Armed with white and pale shades delicately laced with floral designs, the Dior Haute Couture Fall 2014 collection seemed like something out of a historical dream—with a few oddities thrown in for good measure. Raf Simons’ designs always have a distinctly feminine appeal, but lately things are becoming more ethereal, with the designer looking back through the centuries to find the next muse for his collection. Capturing elements from Marie Antoinette gowns, Top Gun-esque flight suits and ‘60s prom dresses make for an eclectic lineup.

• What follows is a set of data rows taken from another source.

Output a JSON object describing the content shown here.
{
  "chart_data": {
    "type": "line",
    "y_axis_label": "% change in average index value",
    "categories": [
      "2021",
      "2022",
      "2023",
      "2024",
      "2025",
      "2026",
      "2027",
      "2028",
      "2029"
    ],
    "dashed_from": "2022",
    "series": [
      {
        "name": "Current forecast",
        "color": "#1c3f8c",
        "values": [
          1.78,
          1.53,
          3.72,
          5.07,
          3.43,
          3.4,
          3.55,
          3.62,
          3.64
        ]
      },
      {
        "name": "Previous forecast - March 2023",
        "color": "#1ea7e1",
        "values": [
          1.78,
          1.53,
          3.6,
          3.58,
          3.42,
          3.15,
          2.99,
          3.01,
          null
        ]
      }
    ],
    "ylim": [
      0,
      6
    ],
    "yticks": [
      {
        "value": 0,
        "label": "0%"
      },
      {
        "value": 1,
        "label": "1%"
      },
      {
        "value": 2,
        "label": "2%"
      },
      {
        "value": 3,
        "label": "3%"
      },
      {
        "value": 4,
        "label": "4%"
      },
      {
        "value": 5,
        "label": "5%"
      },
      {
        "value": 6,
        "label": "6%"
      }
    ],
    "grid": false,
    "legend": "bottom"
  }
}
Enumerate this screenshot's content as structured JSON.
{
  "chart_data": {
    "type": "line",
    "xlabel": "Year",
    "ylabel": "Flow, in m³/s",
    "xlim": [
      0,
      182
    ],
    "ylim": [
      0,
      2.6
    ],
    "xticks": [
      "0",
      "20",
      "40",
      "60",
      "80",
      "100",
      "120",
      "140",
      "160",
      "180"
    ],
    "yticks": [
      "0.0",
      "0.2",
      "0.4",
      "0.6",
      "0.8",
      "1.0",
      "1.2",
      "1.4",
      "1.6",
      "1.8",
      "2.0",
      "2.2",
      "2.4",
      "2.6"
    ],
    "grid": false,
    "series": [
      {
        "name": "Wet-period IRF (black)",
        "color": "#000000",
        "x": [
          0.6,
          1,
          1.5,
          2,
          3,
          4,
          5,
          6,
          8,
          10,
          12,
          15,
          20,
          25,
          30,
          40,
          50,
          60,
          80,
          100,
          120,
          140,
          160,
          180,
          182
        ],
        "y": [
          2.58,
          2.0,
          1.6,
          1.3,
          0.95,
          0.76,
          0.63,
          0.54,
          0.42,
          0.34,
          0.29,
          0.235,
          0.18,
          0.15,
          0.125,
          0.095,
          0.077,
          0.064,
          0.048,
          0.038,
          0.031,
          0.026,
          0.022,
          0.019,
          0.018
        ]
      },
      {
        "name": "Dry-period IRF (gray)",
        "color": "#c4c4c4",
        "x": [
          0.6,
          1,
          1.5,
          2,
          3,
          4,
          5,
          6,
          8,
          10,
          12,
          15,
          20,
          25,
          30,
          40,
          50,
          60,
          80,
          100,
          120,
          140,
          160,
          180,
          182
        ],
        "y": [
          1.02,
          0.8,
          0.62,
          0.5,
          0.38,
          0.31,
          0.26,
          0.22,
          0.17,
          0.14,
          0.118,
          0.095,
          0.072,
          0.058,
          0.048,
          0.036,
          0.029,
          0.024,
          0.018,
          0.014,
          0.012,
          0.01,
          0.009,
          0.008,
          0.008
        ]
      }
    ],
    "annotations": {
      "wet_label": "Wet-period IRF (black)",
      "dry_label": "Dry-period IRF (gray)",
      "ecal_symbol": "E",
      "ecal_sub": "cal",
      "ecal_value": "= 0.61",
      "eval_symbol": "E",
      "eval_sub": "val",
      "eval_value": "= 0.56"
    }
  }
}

And while it fails to flow as a collection, individual pieces stand out making it worthy of our closets.
Set at the Rodin Museum, seemingly appropriate for a collection that draws inspiration from the past, the collection displayed a line of puff dresses with excess volume on the side, befitting an 18th century royal court. “This collection is very historically inspired,” Simons told WWD in a preview backstage. “It felt like a challenge to look further back in history and see how I could modernize certain aesthetics. That is my constant drive, to make it younger and make it relevant to women in their lives today. Always, to be modern.”
And while it might not look modern at first glance, its understated grandeur keeps it from looking overtly theatrical; something Simon’s peers can have a hard time managing when relying on the past for inspiration. While not distinctly subtle, women who are looking for a more dramatic entrance would find their desires sated in this collection. Moving away from Marie Antoinette, Simons finds himself in a strange area with flight suits that seem better suited to a moon walk than a runway. Although not part of a cohesive collection, we applaud his attempts at making couture a more every-day, wearable garment—although these puffy flight suits are not the way to do it.

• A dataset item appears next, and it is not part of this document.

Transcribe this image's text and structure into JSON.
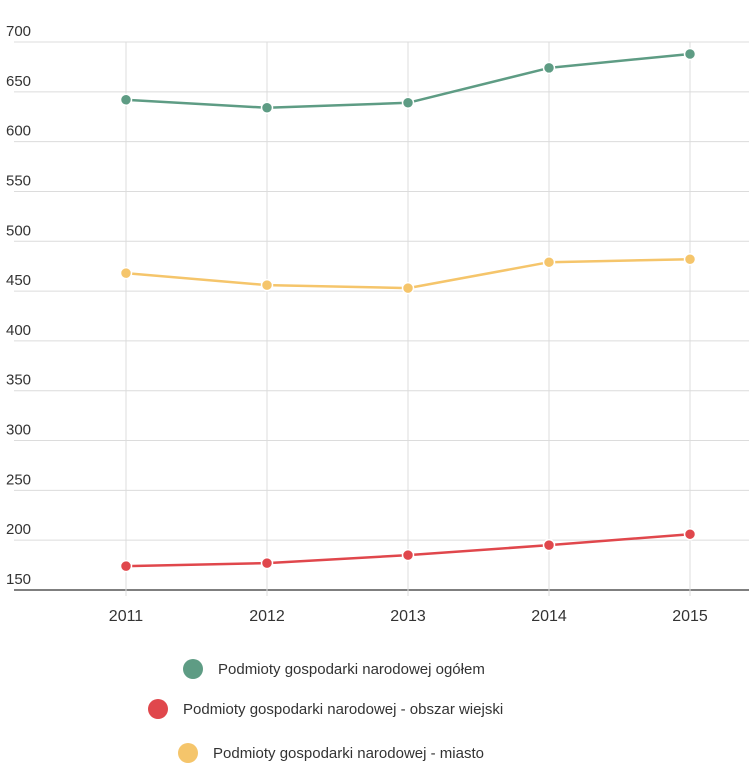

His Edwardian coats played on two time periods by also channeling the funky decade of ‘60s rock’n’roll—remember The Beatles’ Sgt. Pepper album? Only these pieces were delicate and feminine with a lot less flash. They almost looked like they were fished out of our ultra-chic grandmother’s wardrobe—definitely vintage and undeniably modem. After a few floral ‘60s dresses (that were popular in the ‘90s), came a line of fluffy, tea-length dresses—one of which I swore I saw my mother wearing in her prom photo.

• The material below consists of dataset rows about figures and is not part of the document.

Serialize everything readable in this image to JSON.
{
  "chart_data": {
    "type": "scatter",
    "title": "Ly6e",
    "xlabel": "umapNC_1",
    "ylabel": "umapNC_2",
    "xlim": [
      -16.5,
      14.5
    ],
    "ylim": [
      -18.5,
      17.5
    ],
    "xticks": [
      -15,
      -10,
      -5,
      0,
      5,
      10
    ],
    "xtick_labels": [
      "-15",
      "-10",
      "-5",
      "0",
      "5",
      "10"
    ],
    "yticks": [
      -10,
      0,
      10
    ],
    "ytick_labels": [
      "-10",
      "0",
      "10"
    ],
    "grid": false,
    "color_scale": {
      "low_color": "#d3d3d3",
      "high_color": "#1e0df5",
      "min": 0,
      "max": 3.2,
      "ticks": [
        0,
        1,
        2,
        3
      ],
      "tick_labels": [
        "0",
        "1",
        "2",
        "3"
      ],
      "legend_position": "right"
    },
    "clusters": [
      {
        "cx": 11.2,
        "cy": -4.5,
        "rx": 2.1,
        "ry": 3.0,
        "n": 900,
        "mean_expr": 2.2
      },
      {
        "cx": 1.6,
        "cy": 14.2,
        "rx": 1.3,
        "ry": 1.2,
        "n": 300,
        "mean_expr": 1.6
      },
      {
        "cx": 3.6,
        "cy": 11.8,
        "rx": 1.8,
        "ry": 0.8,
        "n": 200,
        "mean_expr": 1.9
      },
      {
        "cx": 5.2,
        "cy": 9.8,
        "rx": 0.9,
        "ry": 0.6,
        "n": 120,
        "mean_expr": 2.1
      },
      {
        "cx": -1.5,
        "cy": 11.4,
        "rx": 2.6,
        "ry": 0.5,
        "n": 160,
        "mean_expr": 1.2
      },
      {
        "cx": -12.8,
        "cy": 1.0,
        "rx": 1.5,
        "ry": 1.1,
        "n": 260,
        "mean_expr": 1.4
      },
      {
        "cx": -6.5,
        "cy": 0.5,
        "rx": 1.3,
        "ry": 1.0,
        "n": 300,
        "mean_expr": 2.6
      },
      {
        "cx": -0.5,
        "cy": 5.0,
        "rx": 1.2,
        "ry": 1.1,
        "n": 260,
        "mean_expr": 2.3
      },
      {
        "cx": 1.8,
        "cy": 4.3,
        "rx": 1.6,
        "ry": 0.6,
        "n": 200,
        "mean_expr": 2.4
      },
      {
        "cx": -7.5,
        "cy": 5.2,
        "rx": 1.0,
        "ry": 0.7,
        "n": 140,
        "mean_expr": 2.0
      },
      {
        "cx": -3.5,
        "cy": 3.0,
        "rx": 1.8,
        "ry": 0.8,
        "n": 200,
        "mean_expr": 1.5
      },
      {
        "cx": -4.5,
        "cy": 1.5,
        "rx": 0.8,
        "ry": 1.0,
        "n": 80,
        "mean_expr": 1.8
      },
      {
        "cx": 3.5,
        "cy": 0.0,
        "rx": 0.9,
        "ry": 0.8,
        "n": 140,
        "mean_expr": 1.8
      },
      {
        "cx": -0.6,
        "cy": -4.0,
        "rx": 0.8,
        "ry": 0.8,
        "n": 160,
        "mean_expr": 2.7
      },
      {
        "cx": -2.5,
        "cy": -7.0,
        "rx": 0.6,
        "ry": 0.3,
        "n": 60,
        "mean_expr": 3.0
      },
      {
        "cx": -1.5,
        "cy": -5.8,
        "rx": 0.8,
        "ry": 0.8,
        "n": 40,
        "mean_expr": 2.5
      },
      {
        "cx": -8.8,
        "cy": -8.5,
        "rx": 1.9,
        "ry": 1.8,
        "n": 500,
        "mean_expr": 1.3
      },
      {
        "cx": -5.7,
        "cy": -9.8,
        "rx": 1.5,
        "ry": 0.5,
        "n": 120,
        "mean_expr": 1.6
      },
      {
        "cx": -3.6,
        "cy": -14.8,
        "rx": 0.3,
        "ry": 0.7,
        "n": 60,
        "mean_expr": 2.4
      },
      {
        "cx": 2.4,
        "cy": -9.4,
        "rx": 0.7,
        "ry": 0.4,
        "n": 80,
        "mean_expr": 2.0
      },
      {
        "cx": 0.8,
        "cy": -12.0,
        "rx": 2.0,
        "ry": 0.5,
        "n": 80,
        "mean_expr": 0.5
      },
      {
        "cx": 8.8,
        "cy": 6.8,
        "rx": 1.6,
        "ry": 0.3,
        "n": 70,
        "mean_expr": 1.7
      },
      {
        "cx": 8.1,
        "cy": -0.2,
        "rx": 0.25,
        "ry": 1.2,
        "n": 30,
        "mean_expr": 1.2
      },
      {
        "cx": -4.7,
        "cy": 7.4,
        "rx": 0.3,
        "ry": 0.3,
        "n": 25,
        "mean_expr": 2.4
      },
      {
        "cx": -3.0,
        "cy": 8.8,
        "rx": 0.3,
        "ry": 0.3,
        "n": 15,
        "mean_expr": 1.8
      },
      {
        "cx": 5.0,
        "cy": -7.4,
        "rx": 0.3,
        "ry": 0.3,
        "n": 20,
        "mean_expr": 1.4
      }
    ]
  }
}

Simons may have shown off couture gowns that would make even a royal bride jealous, but what stood out in his collection was the wearability of each piece. Flight suits aside, jackets could be easily incorporated into an everyday wardrobe, while short party dresses could be worn at cocktail events or weddings—even the floral separates could find a permanent place in your closet. Oh, and did we mention the pointy, low-bootie shoes? We’ll be grabbing a pair of those in every color.